Decoy cells can be seen in a urine sample through Papanicolaou staining or phase-contrast microscopy. By Papanicolaou stain, most decoy cells have an enlarged nucleus that bears a basophilic inclusion which is surrounded by chromatin that confers a ground-glass or gelatinous appearance. Sometimes the nuclear inclusion has a vesicular aspect, the chromatin may be clumped, and it may be surrounded by a halo. When decoy cells derive from the urothelium, the heavily enlarged and altered nuclei as well as the irregular shape of the cell body can mimic the changes observed in neoplastic cells.

By phase-contrast microscopy, decoy cells show the same abnormalities described for stained specimens, namely, enlargement of the nucleus with a ground-glass or vesicular appearance, altered chromatin, enlarged nucleoli, the presence of a halo, and at times also cytoplasmic vacuoles. In our experience, these features make decoy cells different from tubular cells and transitional cells found in all other conditions. The only exception is represented by cells infected by cytomegalovirus, which frequently show a ‘bird's eye’ appearance.

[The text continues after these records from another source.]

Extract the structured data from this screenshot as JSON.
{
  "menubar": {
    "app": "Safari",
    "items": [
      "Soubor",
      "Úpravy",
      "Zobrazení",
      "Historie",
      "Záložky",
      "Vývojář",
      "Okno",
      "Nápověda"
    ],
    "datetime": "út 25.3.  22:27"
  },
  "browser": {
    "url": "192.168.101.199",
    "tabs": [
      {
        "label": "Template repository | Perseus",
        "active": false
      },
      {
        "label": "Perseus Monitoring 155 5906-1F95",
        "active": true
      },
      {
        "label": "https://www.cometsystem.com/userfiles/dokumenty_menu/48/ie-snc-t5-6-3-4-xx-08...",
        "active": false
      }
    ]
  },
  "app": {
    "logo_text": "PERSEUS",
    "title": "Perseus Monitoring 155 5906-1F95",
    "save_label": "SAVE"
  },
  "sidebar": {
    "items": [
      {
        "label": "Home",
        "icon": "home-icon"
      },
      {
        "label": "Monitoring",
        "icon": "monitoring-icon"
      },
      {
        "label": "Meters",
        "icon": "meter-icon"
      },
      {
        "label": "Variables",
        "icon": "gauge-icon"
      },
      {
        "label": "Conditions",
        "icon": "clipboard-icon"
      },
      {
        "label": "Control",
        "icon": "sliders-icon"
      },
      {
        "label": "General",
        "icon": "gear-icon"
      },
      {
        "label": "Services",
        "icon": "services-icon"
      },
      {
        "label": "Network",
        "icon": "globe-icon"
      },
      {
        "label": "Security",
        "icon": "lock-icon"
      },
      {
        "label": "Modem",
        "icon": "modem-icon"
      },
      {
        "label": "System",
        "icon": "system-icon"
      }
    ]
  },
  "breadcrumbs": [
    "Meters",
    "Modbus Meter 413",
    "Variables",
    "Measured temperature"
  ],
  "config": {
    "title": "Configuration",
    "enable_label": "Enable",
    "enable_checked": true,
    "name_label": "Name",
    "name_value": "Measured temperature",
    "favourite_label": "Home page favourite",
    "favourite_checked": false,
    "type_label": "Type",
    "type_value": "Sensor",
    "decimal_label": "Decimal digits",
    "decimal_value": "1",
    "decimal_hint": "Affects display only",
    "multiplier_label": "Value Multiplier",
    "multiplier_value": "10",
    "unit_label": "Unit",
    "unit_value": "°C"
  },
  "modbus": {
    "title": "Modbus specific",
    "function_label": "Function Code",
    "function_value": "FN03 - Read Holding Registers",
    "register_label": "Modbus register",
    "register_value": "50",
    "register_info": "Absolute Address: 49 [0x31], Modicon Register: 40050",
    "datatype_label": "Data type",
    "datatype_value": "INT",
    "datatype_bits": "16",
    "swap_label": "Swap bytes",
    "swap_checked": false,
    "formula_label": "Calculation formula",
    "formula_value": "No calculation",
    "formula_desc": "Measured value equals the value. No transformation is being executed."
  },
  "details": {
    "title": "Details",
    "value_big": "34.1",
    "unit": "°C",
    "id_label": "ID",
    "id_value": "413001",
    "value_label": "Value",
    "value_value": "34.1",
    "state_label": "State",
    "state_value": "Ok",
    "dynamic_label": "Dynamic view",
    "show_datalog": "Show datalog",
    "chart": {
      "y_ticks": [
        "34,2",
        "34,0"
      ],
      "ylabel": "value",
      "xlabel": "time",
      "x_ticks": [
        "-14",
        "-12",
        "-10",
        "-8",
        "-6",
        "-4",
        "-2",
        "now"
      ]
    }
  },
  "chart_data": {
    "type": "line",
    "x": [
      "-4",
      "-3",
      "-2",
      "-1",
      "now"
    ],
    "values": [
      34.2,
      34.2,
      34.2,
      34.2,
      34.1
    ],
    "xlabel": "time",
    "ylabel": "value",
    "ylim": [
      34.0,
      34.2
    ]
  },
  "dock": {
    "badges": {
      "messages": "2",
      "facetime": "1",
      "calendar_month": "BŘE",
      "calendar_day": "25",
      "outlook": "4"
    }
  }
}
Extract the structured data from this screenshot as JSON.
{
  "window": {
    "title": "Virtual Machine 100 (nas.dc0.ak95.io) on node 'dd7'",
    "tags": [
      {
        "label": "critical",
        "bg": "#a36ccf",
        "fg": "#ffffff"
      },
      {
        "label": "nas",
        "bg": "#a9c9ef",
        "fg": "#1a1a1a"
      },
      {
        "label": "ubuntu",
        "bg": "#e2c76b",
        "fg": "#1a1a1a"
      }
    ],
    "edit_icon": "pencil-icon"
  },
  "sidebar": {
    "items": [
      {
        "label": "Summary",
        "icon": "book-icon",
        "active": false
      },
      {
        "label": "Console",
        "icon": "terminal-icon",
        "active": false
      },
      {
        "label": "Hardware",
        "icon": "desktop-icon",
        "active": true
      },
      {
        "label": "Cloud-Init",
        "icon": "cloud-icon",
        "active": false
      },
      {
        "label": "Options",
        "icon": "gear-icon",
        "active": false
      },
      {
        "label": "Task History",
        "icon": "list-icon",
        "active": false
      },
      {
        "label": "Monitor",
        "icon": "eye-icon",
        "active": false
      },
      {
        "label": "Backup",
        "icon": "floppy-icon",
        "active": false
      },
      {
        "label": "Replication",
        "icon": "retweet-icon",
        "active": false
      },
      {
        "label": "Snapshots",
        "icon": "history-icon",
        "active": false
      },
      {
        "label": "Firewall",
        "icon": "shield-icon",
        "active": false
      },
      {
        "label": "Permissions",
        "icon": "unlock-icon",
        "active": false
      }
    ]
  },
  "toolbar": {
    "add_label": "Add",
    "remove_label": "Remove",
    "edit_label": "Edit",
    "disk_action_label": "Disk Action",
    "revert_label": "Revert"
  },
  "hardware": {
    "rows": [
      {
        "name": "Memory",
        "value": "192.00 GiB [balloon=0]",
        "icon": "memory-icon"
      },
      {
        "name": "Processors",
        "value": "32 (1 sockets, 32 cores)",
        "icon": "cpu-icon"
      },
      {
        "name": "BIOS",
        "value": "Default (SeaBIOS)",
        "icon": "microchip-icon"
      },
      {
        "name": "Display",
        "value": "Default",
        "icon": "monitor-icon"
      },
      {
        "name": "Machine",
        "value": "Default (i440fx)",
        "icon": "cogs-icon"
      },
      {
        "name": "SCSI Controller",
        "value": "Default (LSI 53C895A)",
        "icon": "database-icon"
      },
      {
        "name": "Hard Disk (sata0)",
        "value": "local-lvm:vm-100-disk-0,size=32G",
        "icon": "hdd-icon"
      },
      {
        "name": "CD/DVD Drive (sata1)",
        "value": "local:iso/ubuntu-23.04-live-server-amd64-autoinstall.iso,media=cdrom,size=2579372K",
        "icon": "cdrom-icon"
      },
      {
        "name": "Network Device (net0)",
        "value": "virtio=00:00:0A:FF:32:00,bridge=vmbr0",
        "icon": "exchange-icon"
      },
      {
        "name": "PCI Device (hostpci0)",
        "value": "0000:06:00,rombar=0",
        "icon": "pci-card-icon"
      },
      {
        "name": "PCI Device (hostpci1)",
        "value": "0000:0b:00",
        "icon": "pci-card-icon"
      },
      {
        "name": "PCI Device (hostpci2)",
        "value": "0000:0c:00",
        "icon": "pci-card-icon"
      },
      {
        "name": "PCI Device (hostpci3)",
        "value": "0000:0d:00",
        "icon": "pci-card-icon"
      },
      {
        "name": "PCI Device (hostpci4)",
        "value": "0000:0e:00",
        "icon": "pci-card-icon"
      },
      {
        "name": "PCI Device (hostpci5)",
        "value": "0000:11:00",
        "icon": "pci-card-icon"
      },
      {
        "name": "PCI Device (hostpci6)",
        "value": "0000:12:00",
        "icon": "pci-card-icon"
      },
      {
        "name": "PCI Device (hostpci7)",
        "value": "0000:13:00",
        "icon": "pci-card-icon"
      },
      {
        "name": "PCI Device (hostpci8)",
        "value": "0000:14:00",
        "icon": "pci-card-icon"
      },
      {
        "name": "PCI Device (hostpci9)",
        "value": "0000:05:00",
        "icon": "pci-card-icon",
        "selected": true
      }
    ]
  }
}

As such, decoy cells may strongly resemble malign cancer cells, from which they also derive their name. This is because they can be mistaken for cancer cells, or the other way around where cancer cells can be mistaken for decoy cells.

==Signs and symptoms==
Decoy cells themselves do not cause any disease, and they may be found in the urine of healthy individuals. In immunodeficient individuals, such as transplant recipients or severely immunocompromised HIV-infected individuals, viruses in general more often reactivate owing to a lack of immunologic surveillance. As such, in these individuals, decoy cells are also seen more frequently.

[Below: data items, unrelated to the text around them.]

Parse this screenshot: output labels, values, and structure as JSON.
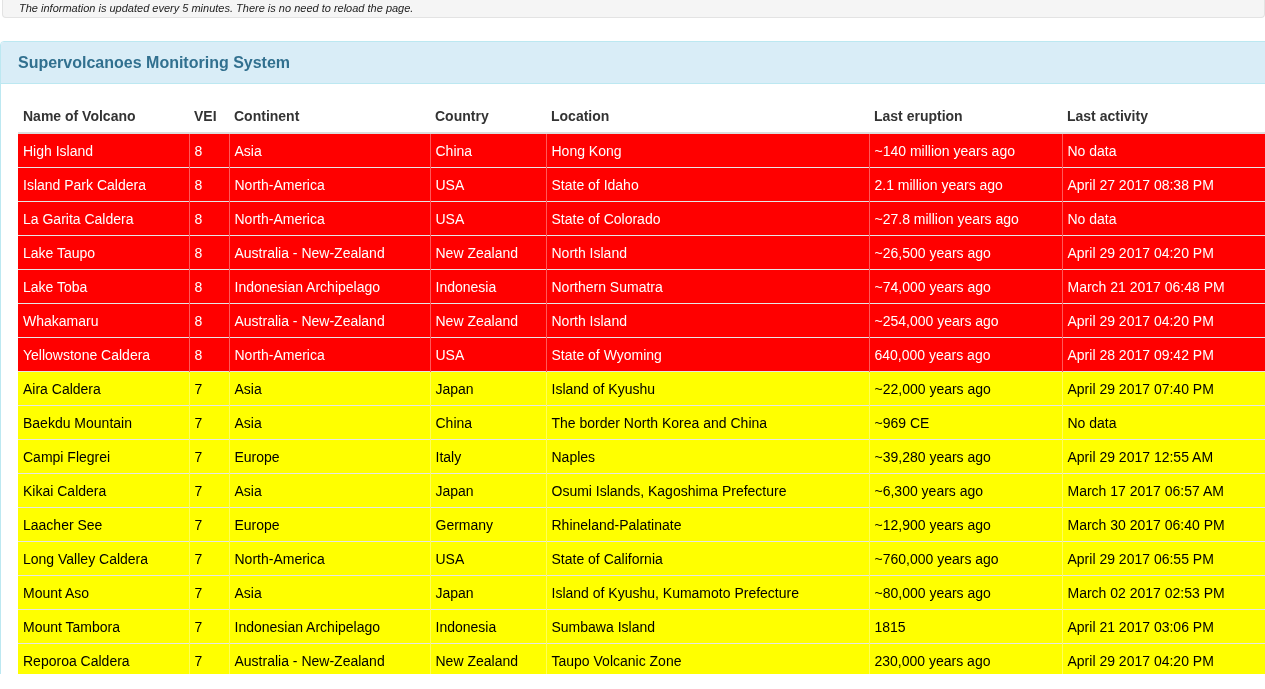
{
  "notice": {
    "text": "The information is updated every 5 minutes. There is no need to reload the page."
  },
  "panel": {
    "title": "Supervolcanoes Monitoring System"
  },
  "table": {
    "columns": [
      "Name of Volcano",
      "VEI",
      "Continent",
      "Country",
      "Location",
      "Last eruption",
      "Last activity"
    ],
    "rows": [
      {
        "color": "#ff0000",
        "cells": [
          "High Island",
          "8",
          "Asia",
          "China",
          "Hong Kong",
          "~140 million years ago",
          "No data"
        ]
      },
      {
        "color": "#ff0000",
        "cells": [
          "Island Park Caldera",
          "8",
          "North-America",
          "USA",
          "State of Idaho",
          "2.1 million years ago",
          "April 27 2017 08:38 PM"
        ]
      },
      {
        "color": "#ff0000",
        "cells": [
          "La Garita Caldera",
          "8",
          "North-America",
          "USA",
          "State of Colorado",
          "~27.8 million years ago",
          "No data"
        ]
      },
      {
        "color": "#ff0000",
        "cells": [
          "Lake Taupo",
          "8",
          "Australia - New-Zealand",
          "New Zealand",
          "North Island",
          "~26,500 years ago",
          "April 29 2017 04:20 PM"
        ]
      },
      {
        "color": "#ff0000",
        "cells": [
          "Lake Toba",
          "8",
          "Indonesian Archipelago",
          "Indonesia",
          "Northern Sumatra",
          "~74,000 years ago",
          "March 21 2017 06:48 PM"
        ]
      },
      {
        "color": "#ff0000",
        "cells": [
          "Whakamaru",
          "8",
          "Australia - New-Zealand",
          "New Zealand",
          "North Island",
          "~254,000 years ago",
          "April 29 2017 04:20 PM"
        ]
      },
      {
        "color": "#ff0000",
        "cells": [
          "Yellowstone Caldera",
          "8",
          "North-America",
          "USA",
          "State of Wyoming",
          "640,000 years ago",
          "April 28 2017 09:42 PM"
        ]
      },
      {
        "color": "#ffff00",
        "cells": [
          "Aira Caldera",
          "7",
          "Asia",
          "Japan",
          "Island of Kyushu",
          "~22,000 years ago",
          "April 29 2017 07:40 PM"
        ]
      },
      {
        "color": "#ffff00",
        "cells": [
          "Baekdu Mountain",
          "7",
          "Asia",
          "China",
          "The border North Korea and China",
          "~969 CE",
          "No data"
        ]
      },
      {
        "color": "#ffff00",
        "cells": [
          "Campi Flegrei",
          "7",
          "Europe",
          "Italy",
          "Naples",
          "~39,280 years ago",
          "April 29 2017 12:55 AM"
        ]
      },
      {
        "color": "#ffff00",
        "cells": [
          "Kikai Caldera",
          "7",
          "Asia",
          "Japan",
          "Osumi Islands, Kagoshima Prefecture",
          "~6,300 years ago",
          "March 17 2017 06:57 AM"
        ]
      },
      {
        "color": "#ffff00",
        "cells": [
          "Laacher See",
          "7",
          "Europe",
          "Germany",
          "Rhineland-Palatinate",
          "~12,900 years ago",
          "March 30 2017 06:40 PM"
        ]
      },
      {
        "color": "#ffff00",
        "cells": [
          "Long Valley Caldera",
          "7",
          "North-America",
          "USA",
          "State of California",
          "~760,000 years ago",
          "April 29 2017 06:55 PM"
        ]
      },
      {
        "color": "#ffff00",
        "cells": [
          "Mount Aso",
          "7",
          "Asia",
          "Japan",
          "Island of Kyushu, Kumamoto Prefecture",
          "~80,000 years ago",
          "March 02 2017 02:53 PM"
        ]
      },
      {
        "color": "#ffff00",
        "cells": [
          "Mount Tambora",
          "7",
          "Indonesian Archipelago",
          "Indonesia",
          "Sumbawa Island",
          "1815",
          "April 21 2017 03:06 PM"
        ]
      },
      {
        "color": "#ffff00",
        "cells": [
          "Reporoa Caldera",
          "7",
          "Australia - New-Zealand",
          "New Zealand",
          "Taupo Volcanic Zone",
          "230,000 years ago",
          "April 29 2017 04:20 PM"
        ]
      }
    ]
  }
}
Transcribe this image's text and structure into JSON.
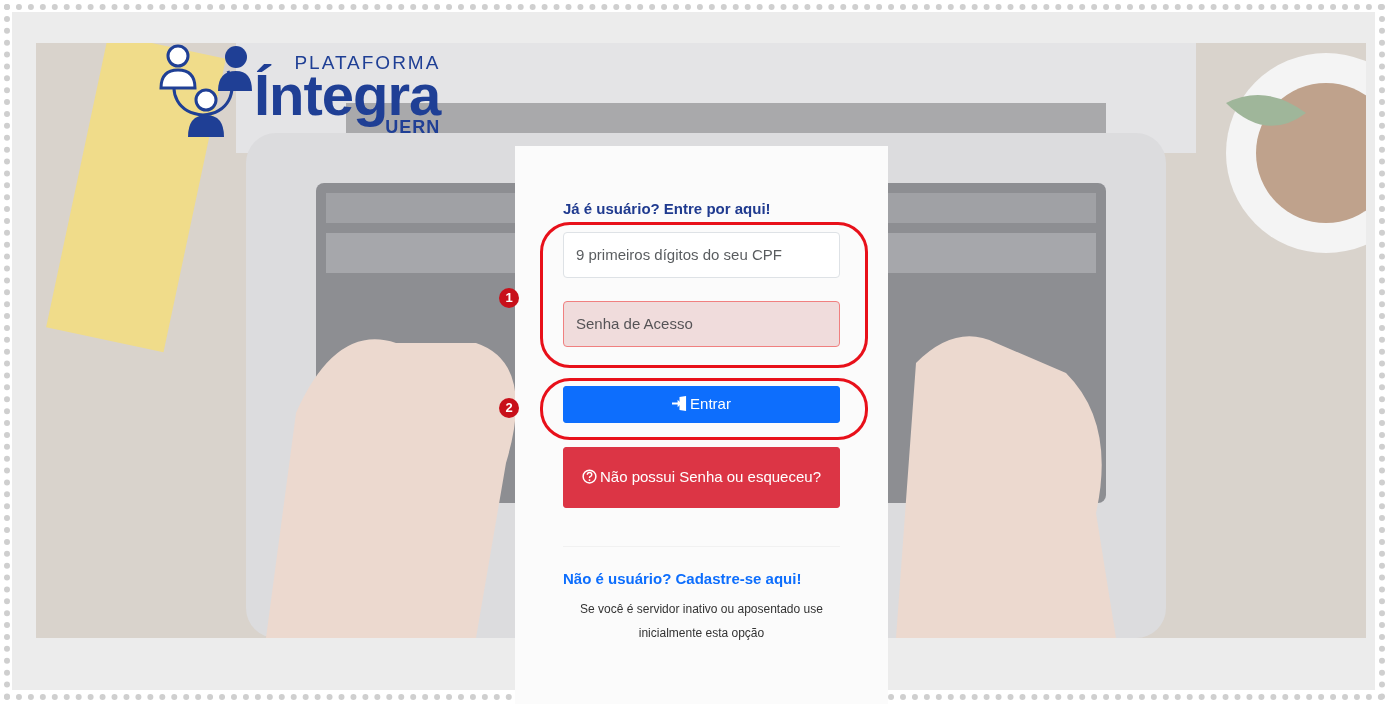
{
  "logo": {
    "overline": "PLATAFORMA",
    "name": "Íntegra",
    "subline": "UERN"
  },
  "login": {
    "heading": "Já é usuário? Entre por aqui!",
    "fields": [
      {
        "placeholder": "9 primeiros dígitos do seu CPF",
        "invalid": false
      },
      {
        "placeholder": "Senha de Acesso",
        "invalid": true
      }
    ],
    "buttons": [
      {
        "kind": "primary",
        "label": "Entrar"
      },
      {
        "kind": "danger",
        "label": "Não possui Senha ou esqueceu?"
      }
    ],
    "register_link": "Não é usuário? Cadastre-se aqui!",
    "note": "Se você é servidor inativo ou aposentado use inicialmente esta opção"
  },
  "annotations": [
    {
      "label": "1"
    },
    {
      "label": "2"
    }
  ]
}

The viruses that induce the emergence of decoy cells, may causes disease, but again mainly in immunocompromised individuals. Cytomegalovirus may be the cause of retinitis, respiratory symptoms and or enteritis. Polyomaviruses may cause progressive multifocal leukoencephalopathy (JC virus) and polyomavirus-associated nephropathy, ureteral stenosis and hemorrhagic cystitis (BK virus). The latter condition mainly occurs in hematopoietic stem cell transplant recipients.

Several publications have tried to use decoy cells as a prognostic marker for polyomavirus-associated diseases such as polyomavirus BK-associated nephropathy (BKVAN), a condition occurring only in immunocompromised individuals and especially in renal transplant recipients. BKVAN is a condition wherein overt replication of polyomavirus BK causes an interstitial inflammation in a kidney.

==Treatment==
Decoy cells alone do not need to be treated since they do not necessarily indicate pathology. However, in the context of overt viral replication against the background of immunodeficiency, the viruses that cause the emergence of decoy cells must be treated. For polyomavirus BK, only the restoration of immunologic function and the subsequent reconstitution of cells with antiviral activity such as natural killer cells and cytotoxic T cells has proven to be effective. Restoration of the immune system can be achieved via different paths according to the different patient groups. For example, in severely immunocompromised HIV-patients, previously called AIDS-patients, immunologic function can be restored by treatment with highly active anti-retroviral therapy. In kidney transplant recipients who are treated with immunosuppressive agents, immunologic function can be treated by tapering of the immunosuppressive regimen. Other agents that have been proposed to target polyomavirus BK, such as cidofovir, fluoroquinolones, leflunomide, and statins are far from established and the published results on their effectivity are conflicting. Also, some of these agents may cause severe long-lasting side effects.